Dr. Michael Waldrum, ECU Health CEO and dean of the Brody School of Medicine, testifies before U.S. House Committee on Ways and Means on rural health care access and affordability.

As the leader of a nonprofit health system serving more than 1.4 million people across a 29 county region in eastern North Carolina, Dr. Waldrum shared firsthand insights into the pressures facing rural providers, including older and sicker patient populations, limited population growth, workforce shortages and care delivery across vast geographic areas. He noted that if eastern North Carolina were its own state, it would rank among the poorest and sickest in the nation — realities that, when combined with regulatory and financial pressures, have contributed to rural hospital closures and increasing consolidation across the health care landscape.

At ECU Health, those ongoing pressures have required a deliberate, community driven approach to sustaining access. The system operates a regional hub and spoke model in which its academic medical center supports eight hospitals and more than 1,200 providers throughout rural communities — not in pursuit of scale, Dr. Waldrum said, but out of necessity.

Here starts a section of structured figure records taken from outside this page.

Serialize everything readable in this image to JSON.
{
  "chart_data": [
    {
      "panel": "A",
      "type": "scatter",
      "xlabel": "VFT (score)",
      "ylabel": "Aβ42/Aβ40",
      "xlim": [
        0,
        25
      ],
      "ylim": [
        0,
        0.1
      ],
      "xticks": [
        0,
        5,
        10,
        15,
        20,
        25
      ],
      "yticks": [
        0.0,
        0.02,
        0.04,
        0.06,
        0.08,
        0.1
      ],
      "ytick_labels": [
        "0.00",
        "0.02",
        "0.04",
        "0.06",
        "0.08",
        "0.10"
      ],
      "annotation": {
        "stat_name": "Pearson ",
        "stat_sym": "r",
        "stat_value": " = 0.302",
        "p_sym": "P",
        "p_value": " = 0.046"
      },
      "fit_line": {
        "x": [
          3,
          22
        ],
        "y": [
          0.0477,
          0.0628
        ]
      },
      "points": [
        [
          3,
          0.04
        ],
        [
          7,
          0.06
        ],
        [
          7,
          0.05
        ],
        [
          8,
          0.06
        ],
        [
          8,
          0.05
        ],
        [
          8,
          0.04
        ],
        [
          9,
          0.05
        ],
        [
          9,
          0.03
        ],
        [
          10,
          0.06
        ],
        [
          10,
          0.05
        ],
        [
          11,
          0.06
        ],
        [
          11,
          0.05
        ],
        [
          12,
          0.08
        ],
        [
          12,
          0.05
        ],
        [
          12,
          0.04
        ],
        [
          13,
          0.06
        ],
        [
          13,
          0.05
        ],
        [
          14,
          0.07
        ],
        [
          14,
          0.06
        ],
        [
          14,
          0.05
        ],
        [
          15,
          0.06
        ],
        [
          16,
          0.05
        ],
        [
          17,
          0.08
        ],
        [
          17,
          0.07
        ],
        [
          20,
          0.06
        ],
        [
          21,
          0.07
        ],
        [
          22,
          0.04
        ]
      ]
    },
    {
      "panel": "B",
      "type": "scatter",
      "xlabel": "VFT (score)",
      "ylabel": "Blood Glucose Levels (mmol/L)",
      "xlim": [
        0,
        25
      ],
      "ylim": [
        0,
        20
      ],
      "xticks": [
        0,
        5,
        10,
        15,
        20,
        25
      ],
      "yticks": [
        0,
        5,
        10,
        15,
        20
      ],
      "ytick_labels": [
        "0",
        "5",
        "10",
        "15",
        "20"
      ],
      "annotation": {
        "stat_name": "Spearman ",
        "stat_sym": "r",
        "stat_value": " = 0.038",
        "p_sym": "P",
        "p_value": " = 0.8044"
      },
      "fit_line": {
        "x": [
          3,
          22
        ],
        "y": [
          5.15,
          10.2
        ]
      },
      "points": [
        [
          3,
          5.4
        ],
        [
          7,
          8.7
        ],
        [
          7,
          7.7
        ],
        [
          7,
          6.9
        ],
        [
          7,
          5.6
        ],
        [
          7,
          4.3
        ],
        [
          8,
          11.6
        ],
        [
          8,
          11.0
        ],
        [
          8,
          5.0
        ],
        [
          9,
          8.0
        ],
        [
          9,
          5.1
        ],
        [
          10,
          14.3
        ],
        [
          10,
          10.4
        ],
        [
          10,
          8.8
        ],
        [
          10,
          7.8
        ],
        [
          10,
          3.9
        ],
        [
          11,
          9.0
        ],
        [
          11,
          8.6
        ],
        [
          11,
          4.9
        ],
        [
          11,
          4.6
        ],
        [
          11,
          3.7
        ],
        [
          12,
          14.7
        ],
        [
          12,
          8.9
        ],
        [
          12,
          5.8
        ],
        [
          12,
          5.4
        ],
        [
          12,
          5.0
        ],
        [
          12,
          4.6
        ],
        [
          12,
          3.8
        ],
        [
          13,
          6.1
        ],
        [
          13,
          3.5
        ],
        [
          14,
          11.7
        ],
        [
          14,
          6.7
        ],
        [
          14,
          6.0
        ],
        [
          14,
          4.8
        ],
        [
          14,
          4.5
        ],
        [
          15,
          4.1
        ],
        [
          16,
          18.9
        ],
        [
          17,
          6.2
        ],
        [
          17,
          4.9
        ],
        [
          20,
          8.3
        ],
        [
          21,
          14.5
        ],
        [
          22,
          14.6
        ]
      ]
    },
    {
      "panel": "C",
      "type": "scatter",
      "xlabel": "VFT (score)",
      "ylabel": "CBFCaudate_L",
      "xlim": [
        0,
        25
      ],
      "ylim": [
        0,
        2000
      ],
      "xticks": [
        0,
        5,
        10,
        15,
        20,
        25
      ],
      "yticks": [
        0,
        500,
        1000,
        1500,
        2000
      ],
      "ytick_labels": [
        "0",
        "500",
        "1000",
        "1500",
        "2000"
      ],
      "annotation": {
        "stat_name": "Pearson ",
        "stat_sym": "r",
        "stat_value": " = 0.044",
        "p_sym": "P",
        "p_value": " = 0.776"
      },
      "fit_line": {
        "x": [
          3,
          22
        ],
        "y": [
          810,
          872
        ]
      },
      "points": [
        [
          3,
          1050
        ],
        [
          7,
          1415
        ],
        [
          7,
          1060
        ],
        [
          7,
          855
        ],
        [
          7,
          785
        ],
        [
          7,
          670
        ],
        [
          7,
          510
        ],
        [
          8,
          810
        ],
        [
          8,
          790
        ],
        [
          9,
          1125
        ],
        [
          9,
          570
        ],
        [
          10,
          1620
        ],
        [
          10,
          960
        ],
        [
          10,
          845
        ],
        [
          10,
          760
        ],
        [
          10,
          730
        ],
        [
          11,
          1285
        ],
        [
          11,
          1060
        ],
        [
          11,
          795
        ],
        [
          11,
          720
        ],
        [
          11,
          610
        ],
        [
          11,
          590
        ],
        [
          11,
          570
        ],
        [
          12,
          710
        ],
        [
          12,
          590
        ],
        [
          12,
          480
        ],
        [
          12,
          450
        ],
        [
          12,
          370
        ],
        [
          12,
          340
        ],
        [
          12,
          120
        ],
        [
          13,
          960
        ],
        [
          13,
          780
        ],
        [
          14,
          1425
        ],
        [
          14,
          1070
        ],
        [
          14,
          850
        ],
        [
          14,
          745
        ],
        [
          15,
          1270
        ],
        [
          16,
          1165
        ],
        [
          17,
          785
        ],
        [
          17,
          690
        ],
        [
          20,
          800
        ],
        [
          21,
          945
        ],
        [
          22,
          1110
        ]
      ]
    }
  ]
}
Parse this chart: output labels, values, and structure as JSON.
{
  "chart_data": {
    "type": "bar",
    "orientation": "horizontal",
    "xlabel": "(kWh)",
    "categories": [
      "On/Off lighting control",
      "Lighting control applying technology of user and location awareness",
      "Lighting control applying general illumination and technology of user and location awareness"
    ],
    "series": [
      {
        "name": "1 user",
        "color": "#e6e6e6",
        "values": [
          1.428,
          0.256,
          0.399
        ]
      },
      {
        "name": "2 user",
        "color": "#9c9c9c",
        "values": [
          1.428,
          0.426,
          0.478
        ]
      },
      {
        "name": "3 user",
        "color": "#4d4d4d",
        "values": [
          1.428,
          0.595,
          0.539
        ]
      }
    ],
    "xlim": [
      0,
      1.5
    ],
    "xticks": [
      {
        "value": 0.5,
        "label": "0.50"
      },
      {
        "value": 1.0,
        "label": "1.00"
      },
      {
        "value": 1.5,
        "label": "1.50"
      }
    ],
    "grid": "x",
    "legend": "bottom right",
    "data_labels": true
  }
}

“When profit driven systems exit rural markets, nonprofit health systems like ECU Health are left to serve as the safety net,” Dr. Waldrum told committee members. “Thoughtful policy intervention is needed to support rural safety net providers like ECU Health in order to preserve access, improve outcomes and lower costs for rural patients.”

Drawing on experience training and practicing at nationally recognized health care institutions, Dr. Waldrum contrasted the abundant resources available in urban markets with the consequences he has witnessed when even basic access to care erodes in rural areas.

“These dynamics are not theoretical — they are playing out every day in rural communities across America,” he said.

ECU Health is actively transforming its rural academic regional system of care to lower costs, sustain essential services and support the economic vitality of eastern North Carolina. While progress has been made, Dr. Waldrum stressed that meaningful, lasting solutions will require partnerships with federal policymakers.

As Congress weighs health care affordability and payment policy, he encouraged committee members to design approaches that account for the needs of the nation’s 66 million rural residents and avoid inadvertently disadvantaging communities already facing limited access.

“We recognize the immense challenge before Congress,” Dr. Waldrum said. “ECU Health stands ready to work with policymakers on solutions that strengthen access and affordability and ensure rural communities are not left behind.”